Did I hear a US Senator intimate that if the CSA had been better supplied with military intelligence, the Union would not have prevailed? Does anyone else think a sitting Senator who wishes his country had lost the civil war is unfit for his office? His staff claim what he actually said was:
“If Gen. JEB Stuart had had better intelligence, we’d all be meeting in Richmond right now.”
Oh, well then.
I sincerely hope that there will come a day when the display of a Confederate flag holds the same political meaning in the United States as the display of a swastika in Germany, and I also hope that, someday, positive invocation of any political or military leader of the Confederacy will be tantamount to political suicide.

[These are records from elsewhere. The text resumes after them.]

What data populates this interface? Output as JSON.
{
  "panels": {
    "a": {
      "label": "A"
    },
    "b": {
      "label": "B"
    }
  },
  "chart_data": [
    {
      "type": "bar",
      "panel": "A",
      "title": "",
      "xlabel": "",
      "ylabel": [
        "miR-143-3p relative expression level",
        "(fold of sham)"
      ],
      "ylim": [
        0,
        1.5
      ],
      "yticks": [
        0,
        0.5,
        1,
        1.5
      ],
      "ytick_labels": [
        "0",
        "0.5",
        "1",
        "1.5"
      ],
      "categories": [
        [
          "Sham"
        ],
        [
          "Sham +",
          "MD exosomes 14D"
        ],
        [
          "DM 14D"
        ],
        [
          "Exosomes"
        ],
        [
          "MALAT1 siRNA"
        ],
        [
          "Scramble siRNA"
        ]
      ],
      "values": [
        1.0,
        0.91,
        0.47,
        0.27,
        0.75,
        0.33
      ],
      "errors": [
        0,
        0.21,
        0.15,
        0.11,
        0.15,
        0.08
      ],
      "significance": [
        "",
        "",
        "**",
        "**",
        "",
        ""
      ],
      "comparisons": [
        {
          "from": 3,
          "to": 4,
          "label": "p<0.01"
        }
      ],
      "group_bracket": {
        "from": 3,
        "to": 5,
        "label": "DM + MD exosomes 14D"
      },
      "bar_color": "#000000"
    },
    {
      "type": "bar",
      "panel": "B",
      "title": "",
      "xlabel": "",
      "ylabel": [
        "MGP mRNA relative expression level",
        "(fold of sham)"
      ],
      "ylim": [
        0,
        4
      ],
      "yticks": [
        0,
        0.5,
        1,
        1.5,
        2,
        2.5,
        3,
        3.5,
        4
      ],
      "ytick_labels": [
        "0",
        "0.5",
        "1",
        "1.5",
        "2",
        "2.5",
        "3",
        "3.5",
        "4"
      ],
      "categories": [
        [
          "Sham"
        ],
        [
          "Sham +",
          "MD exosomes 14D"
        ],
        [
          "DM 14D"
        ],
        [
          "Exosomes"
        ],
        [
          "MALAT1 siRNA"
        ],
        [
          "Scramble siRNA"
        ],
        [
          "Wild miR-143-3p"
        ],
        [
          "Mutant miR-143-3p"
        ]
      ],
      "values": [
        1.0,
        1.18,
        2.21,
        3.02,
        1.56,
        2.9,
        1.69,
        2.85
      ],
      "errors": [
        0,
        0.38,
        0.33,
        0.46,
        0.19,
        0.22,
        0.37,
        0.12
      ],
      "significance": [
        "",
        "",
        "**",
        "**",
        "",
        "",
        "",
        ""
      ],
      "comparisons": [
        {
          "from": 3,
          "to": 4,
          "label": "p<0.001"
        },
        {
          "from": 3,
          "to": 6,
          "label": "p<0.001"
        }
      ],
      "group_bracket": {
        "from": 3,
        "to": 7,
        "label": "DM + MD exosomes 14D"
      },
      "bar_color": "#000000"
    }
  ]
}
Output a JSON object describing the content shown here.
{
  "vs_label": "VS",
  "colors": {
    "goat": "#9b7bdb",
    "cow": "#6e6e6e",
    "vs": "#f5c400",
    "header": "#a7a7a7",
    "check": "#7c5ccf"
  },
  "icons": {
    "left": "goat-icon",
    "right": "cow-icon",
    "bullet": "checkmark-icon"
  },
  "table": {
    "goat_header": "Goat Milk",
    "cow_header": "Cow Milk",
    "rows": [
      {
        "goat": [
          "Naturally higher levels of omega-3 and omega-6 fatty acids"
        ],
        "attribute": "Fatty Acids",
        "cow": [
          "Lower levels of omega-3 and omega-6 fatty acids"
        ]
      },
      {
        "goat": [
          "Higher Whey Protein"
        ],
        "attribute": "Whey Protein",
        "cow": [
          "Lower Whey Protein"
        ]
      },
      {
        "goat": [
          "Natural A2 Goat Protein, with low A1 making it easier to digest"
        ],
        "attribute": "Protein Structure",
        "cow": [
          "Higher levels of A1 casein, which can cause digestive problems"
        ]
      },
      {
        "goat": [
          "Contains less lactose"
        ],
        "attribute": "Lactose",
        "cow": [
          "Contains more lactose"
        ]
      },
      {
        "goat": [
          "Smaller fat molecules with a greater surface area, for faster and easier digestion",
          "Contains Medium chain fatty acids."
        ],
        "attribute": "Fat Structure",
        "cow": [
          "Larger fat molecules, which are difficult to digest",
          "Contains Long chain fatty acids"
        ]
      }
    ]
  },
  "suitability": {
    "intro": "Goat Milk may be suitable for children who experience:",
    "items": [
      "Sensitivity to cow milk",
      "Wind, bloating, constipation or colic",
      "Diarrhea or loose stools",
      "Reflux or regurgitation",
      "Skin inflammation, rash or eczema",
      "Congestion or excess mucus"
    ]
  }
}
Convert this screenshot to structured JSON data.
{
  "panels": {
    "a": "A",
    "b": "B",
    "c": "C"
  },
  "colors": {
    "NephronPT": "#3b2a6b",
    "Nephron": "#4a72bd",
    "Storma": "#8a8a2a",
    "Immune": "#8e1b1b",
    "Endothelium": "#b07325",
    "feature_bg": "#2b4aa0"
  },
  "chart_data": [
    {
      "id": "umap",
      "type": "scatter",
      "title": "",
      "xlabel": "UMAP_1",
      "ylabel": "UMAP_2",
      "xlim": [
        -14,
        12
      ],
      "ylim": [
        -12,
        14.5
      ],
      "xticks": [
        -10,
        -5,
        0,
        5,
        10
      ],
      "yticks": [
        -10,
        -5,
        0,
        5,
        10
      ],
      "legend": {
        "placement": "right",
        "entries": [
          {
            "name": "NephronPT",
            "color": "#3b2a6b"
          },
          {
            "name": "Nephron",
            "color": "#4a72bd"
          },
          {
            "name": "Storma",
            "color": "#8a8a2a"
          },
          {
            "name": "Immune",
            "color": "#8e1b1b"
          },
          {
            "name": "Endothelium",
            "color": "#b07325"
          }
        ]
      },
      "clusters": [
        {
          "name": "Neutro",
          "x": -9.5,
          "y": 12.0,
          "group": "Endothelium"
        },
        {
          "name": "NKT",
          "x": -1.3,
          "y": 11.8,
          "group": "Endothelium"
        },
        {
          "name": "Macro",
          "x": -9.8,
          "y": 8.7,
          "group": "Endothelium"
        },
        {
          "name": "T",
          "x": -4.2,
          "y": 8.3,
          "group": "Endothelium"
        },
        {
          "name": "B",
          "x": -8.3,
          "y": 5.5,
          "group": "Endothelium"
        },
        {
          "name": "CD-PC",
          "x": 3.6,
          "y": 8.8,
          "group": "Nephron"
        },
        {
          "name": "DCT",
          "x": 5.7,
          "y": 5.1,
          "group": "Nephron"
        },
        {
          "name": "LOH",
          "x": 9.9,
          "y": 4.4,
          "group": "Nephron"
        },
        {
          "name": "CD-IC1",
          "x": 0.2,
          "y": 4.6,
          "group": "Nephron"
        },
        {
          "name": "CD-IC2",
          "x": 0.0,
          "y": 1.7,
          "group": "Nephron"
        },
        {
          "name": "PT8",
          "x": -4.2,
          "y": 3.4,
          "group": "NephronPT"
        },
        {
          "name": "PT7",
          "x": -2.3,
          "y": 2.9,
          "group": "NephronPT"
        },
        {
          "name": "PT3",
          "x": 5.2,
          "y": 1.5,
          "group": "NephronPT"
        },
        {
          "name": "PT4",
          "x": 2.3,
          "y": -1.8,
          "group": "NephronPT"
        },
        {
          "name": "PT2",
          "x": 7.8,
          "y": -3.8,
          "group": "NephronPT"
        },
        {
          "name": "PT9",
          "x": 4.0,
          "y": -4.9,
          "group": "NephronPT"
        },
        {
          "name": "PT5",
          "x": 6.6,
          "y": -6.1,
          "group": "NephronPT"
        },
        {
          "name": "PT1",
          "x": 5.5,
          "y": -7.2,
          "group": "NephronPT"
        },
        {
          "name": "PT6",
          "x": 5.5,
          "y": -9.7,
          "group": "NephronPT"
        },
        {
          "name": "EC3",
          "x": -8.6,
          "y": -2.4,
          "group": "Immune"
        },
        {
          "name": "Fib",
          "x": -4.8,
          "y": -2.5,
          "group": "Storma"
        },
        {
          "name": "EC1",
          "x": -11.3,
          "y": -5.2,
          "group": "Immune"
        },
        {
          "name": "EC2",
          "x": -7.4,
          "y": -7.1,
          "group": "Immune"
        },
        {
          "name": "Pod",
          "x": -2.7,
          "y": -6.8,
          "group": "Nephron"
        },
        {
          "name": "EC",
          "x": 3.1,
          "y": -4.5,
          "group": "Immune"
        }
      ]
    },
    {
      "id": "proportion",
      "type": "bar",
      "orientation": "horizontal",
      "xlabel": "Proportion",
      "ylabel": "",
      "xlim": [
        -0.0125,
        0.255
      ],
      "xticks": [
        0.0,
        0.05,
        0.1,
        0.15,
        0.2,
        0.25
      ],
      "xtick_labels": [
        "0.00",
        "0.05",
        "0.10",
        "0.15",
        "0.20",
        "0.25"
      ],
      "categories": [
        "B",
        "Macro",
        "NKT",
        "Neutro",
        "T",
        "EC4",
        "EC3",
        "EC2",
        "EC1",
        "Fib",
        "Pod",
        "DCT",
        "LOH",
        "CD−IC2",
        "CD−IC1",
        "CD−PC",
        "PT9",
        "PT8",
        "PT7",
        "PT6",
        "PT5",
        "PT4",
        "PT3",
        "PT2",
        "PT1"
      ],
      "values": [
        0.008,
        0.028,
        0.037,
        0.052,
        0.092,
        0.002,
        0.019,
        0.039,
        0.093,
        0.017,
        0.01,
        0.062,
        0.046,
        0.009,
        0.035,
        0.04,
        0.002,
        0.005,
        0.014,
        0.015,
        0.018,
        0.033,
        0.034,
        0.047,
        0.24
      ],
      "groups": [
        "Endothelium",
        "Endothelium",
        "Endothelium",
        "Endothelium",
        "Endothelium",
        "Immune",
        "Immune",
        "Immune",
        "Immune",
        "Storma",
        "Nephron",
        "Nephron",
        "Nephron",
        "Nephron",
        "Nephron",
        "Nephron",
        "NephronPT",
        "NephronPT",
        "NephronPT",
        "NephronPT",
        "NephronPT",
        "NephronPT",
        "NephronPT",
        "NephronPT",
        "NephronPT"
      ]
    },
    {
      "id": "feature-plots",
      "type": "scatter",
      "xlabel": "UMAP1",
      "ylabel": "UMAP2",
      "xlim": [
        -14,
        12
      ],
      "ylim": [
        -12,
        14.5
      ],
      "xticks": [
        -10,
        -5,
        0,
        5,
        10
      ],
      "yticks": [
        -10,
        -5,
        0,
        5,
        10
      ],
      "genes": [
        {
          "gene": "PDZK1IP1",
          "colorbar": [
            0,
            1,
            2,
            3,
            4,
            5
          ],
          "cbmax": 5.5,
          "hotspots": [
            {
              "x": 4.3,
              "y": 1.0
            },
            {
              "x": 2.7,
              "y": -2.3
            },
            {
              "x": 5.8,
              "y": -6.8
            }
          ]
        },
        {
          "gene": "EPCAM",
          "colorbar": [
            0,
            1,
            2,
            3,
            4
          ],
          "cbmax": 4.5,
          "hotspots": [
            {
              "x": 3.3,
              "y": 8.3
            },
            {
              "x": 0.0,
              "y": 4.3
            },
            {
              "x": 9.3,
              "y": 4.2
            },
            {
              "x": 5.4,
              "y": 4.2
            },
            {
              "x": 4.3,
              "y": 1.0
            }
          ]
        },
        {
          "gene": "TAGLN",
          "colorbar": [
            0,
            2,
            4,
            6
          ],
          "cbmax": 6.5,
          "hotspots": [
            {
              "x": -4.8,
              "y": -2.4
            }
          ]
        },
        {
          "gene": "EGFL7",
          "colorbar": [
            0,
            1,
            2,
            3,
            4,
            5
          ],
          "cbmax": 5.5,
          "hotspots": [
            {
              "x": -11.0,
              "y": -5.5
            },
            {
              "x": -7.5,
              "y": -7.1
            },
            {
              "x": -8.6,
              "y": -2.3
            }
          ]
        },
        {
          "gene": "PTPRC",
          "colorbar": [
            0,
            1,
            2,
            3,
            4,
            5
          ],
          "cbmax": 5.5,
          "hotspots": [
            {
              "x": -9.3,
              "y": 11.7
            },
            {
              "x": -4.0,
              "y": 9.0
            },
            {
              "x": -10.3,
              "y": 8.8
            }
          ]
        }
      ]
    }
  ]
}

That time ain’t coming soon, though. As many (but not enough) know, Kentucky was a slave state but never joined the Confederacy. Kentucky supplied large numbers of troops to both sides, but by and large avoided serious battles on its terrain. In spite of the fact that Kentucky remained in the Union, the two statues standing outside the old courthouse in Lexington are Confederate officials, including John C. Breckinridge, Confederate Secretary of War. Some people think that these statues are harmless symbols; I don’t. I think that John C. Breckinridge was a traitor and a defender of slavery, and that there’s about as much justification for erecting a statue of him in Lexington as there is for putting up a statue of Stalin in Tblisi.